Describing slave revolts in 1860, Aptheker writes:

A slave girl betrayed a conspiracy the next month in Winston County, Mississippi. Approximately thirty-five slaves were arrested, and once again it was asserted that whites were involved. At least one slave was hanged as well as one white man, described as “an ambrotypist named G. Harrington”.

Our George Smith Harrington, meanwhile, was working as a machinist back in Killingly- the reason I couldn’t find him right away was that the person who indexed the 1860 census in Killingly misread “Harrington” as “Warrington”.

No leads, but an interesting story…

On my way to the bike trail at Rutland State Park Saturday, I stopped in at the cemetaries in Paxton and Rutland looking for Cogswells and Seavers. Stephen and Lucy Cogswell are probably buried in Peterborough (or possibly Jaffrey or Dublin), but they were married, and had several children, in Rutland, and Stephen’s father is said to have come from Paxton.

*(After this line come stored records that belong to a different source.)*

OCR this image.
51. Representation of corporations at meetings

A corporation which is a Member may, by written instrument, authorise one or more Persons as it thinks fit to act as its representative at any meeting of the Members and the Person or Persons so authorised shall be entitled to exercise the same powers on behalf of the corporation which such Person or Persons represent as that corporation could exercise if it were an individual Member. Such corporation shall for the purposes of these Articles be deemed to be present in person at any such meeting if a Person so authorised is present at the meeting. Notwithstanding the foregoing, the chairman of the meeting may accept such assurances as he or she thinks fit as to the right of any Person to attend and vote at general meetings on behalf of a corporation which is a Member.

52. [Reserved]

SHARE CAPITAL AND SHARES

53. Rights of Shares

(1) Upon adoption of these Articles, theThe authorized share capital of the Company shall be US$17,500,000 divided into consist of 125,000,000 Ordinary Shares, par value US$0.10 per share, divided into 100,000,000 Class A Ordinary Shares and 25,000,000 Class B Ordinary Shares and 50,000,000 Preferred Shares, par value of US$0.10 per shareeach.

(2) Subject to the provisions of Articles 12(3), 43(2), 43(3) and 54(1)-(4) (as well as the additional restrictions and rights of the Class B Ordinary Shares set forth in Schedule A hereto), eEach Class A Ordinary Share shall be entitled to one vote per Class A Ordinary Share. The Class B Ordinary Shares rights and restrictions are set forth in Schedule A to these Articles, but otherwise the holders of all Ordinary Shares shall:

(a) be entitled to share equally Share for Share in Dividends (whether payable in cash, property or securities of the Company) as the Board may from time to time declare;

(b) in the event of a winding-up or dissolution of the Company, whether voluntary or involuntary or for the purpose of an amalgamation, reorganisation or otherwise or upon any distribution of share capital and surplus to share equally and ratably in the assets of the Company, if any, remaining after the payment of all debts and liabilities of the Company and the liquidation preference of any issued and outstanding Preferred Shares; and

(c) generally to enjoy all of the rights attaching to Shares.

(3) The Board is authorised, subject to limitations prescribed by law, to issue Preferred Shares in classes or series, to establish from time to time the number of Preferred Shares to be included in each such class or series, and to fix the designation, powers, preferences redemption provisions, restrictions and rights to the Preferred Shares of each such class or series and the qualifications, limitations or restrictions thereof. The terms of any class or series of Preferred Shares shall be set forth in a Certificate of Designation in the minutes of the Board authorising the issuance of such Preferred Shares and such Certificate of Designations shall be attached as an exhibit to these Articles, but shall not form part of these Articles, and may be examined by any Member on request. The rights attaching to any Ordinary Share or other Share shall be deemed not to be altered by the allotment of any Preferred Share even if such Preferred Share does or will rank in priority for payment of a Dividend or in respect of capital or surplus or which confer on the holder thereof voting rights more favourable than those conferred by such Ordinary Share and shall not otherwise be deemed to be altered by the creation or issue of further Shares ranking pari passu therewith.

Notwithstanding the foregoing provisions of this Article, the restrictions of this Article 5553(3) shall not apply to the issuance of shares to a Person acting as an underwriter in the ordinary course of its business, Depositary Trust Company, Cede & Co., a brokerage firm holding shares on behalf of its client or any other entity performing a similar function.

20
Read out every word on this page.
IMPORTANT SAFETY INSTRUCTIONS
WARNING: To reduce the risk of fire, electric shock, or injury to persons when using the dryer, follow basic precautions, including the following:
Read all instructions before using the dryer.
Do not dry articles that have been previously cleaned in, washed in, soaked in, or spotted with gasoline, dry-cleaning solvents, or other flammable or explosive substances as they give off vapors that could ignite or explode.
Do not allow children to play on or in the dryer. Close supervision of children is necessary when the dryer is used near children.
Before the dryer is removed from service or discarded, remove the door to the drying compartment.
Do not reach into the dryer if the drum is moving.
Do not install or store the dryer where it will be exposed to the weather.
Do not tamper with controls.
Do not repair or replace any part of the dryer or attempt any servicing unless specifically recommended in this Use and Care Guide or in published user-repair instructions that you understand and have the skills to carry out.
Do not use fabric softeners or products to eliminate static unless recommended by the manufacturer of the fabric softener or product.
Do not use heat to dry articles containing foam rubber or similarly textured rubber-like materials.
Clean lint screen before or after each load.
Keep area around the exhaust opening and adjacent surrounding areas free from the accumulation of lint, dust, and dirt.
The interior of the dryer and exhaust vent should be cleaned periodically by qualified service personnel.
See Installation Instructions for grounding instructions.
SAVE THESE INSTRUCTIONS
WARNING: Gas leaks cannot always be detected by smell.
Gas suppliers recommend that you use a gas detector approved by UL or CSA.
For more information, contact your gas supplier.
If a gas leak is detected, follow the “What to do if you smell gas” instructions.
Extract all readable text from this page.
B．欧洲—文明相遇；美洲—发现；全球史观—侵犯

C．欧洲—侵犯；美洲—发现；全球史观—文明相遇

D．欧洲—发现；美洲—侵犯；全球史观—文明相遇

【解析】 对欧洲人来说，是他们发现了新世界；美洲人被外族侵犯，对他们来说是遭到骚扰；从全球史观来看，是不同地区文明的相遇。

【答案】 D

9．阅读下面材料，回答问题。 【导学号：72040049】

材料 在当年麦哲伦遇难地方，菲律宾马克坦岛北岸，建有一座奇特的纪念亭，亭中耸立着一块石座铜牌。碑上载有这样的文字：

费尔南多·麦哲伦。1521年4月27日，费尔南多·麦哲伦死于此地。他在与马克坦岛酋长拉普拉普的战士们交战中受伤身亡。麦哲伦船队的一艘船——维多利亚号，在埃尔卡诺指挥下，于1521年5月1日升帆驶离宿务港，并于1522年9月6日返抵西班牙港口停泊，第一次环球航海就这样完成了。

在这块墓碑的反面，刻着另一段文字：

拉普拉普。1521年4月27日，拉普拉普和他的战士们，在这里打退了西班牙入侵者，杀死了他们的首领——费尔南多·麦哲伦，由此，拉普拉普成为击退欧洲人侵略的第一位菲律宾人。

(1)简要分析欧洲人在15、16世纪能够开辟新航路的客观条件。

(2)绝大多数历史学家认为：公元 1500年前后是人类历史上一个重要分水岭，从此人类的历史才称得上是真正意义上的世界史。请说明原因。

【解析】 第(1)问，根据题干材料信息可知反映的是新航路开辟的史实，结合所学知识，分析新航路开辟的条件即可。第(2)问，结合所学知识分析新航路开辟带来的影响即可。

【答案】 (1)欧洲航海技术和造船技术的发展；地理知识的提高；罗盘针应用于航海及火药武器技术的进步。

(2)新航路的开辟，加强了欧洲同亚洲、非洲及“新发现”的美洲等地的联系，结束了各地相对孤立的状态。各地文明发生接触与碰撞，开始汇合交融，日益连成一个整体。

I didn’t find any Cogswell or Seaver headstones in either graveyard, but I did come across an interesting stone in Rutland. The inscription says it is the grave of Daniel Campbell, who emigrated from Scotland in 1716, and “was murdered on his own farm in Rutland by Ed. Fitzpatrick an Irishman on March ye 8 Anno 1744 in ye 48 year of his age. Man knoweth not his time.”

According to the ‘History of Worcester County’ published in 1879, this was in fact the first murder recorded in the County. And while the “Irishman” was tried for murder and sentenced to death, the same history notes that no record exists of the actual execution.